Our Approach

Why Human-Centered Design?

As our world gets more complex, we must find ways to simplify. We do this by stepping back, grounding in the human experience, and, together, defining a path forward.

Human-centered design is a way of thinking that places the people being served—rather than any other stakeholders—at the center of the program design and implementation. Centering the people being served means continuously learning about them to enable their goals above any other organizational goals. It means starting any program by deeply listening to the people the program will and will not serve.

At Connective, we center seekers of social services through constant conversation with them. This allows us to make hypotheses about and gain insights into their needs and behaviors. All new programs we launch are grounded in these needs and designed keeping those behaviors in mind. We stay in continuous conversation even after we launch our programs to allow us to iterate and improve.

Our Guiding Principles

We center the voices of those who are directly impacted by the outcomes of our programs. They are experts based on their lived experience.

We know that those at the margins of our existing systems and structure often have the most experience with them. A system that is able to cater to them will work even better for the majority of others.

We believe that design must be trauma-responsive. We aim to integrate principles of trauma- responsive care into our process. Our design process aims to sustain, heal, and empower our communities.

We value doing over perfection. We embrace ambiguity through continuously reflecting on our processes. Our design sprints are intentionally messy: We dig deeper as we confirm our hypotheses and quickly shift directions when we don’t.

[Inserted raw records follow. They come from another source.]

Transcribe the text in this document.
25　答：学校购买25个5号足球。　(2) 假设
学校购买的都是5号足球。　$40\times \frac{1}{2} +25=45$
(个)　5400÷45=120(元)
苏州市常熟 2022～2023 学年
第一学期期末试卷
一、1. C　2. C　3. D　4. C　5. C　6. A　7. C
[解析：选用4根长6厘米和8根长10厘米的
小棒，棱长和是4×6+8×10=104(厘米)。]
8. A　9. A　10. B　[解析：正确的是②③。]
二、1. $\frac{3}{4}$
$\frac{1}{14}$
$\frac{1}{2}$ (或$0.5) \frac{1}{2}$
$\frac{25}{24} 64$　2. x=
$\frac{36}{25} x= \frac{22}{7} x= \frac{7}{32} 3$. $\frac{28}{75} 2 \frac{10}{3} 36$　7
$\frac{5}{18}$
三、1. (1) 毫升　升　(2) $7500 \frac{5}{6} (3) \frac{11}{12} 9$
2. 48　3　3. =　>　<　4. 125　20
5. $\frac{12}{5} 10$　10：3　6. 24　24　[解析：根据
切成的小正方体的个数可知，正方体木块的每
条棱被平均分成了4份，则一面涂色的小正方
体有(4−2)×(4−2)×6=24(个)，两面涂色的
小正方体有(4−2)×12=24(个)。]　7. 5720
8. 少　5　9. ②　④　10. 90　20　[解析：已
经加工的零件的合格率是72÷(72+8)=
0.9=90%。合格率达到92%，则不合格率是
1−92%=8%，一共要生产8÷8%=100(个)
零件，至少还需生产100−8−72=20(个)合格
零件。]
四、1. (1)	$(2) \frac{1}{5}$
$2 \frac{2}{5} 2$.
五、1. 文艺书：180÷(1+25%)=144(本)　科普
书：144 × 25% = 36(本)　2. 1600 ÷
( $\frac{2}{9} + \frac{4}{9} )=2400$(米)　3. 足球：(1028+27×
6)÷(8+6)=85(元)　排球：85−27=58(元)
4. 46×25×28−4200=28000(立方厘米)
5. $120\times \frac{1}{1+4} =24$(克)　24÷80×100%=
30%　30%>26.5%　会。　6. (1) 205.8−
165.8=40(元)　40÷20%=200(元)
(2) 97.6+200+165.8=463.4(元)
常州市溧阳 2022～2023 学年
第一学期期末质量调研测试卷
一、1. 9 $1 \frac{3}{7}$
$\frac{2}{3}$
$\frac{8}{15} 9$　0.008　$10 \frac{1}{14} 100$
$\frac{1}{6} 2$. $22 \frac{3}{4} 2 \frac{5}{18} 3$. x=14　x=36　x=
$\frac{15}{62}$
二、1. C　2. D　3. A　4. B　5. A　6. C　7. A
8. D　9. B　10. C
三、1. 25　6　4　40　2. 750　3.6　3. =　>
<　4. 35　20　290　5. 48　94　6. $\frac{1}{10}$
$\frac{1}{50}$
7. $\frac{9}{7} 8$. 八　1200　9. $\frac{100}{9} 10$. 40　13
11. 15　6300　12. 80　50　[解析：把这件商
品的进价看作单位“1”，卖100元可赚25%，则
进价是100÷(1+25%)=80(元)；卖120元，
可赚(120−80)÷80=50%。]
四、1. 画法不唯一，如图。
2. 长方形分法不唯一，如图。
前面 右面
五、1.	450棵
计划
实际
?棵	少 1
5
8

What Is a “Design Research Sprint”?

Design research is a first step in the human-centered design process that allows us to deeply understand human needs and behaviors.
Given the experimental nature of our design research, we employ a bias towards action over perfection. We want to do something on a small, controlled scale, learn from it, and iterate.
Our design research sprints are eight weeks of part-time work.
FRAME
Identify and develop the issue or topic area to focus on. What do we want to explore, learn, test, confirm?
UNDERSTAND
Identify who we want to learn from. Plan outreach. And start talking to them.
SYNTHESIZE
Turn what we hear into insights, key questions, hypotheses, and frameworks.

How We Categorized Our Design Sprints

Exploratory Fieldwork

focuses on expansive, experimental research on general population buckets. Here we were dealing with unknown- unknowns: areas we are neither well-aware of nor understand.

Focused Fieldwork

focuses on exploratory or confirmatory research on specific population buckets. Here we deal with known-unknowns: areas we are aware of but don’t understand.

Program Review

looks at constructive feedback on past or upcoming programs by hearing perspectives of intentionally selected populations.

Systems Review

navigates and synthesizes insights about specific parts of the current social services ecosystem.

How We Conducted Our Design Sprints

The main research methods we use in our design research sprints are:

Focus Groups
45–60 minute conversations with up to 4 people. We aim for 4–6 focus groups during a sprint.

Interviews
45–60 minute conversations with 1 person at a time. We aim for 8–10 interviews during a sprint.

Surveys
Self-administered online questionnaires with multiple choice questions. We limit open-ended questions. We aim for 100 or so responses per survey.

Prototype and User Testing
45–60 minute conversations where we share working prototypes of an idea to see how people use them and why. We aim for 4–6 focus groups or 8–10 interview sessions. Often, we iterate on our prototype between sessions.

Undercover
When we are not able to speak directly with people, we go undercover to identify pain points and areas of improvement. We put on different hats and use existing systems, tools, and programs. We also trawl social media, online forums, and newspapers for reviews.

Our research goals and methods often inform how we specify our participant groups.

Random Selection of People
Think of this as talking to anyone we can about their experience on a certain topic, e.g., talking to anyone who is a landlord, regardless of where they are located or how many properties they own.

Un-randomized Selection of People
Think of this as carefully defining the type of person you wish to talk to without naming specific people. These can be people with
the most experience, people with unique experience, or people with no experience, e.g., talking to landlords with a handful of properties who have been landlords for over 20 years, or talking to landlords who acquired their first property to lease less than a year ago.

When specifying our participant groups, we are mindful of their zip code, language preference, gender, age, race and ethnicity, disability status, and family structure.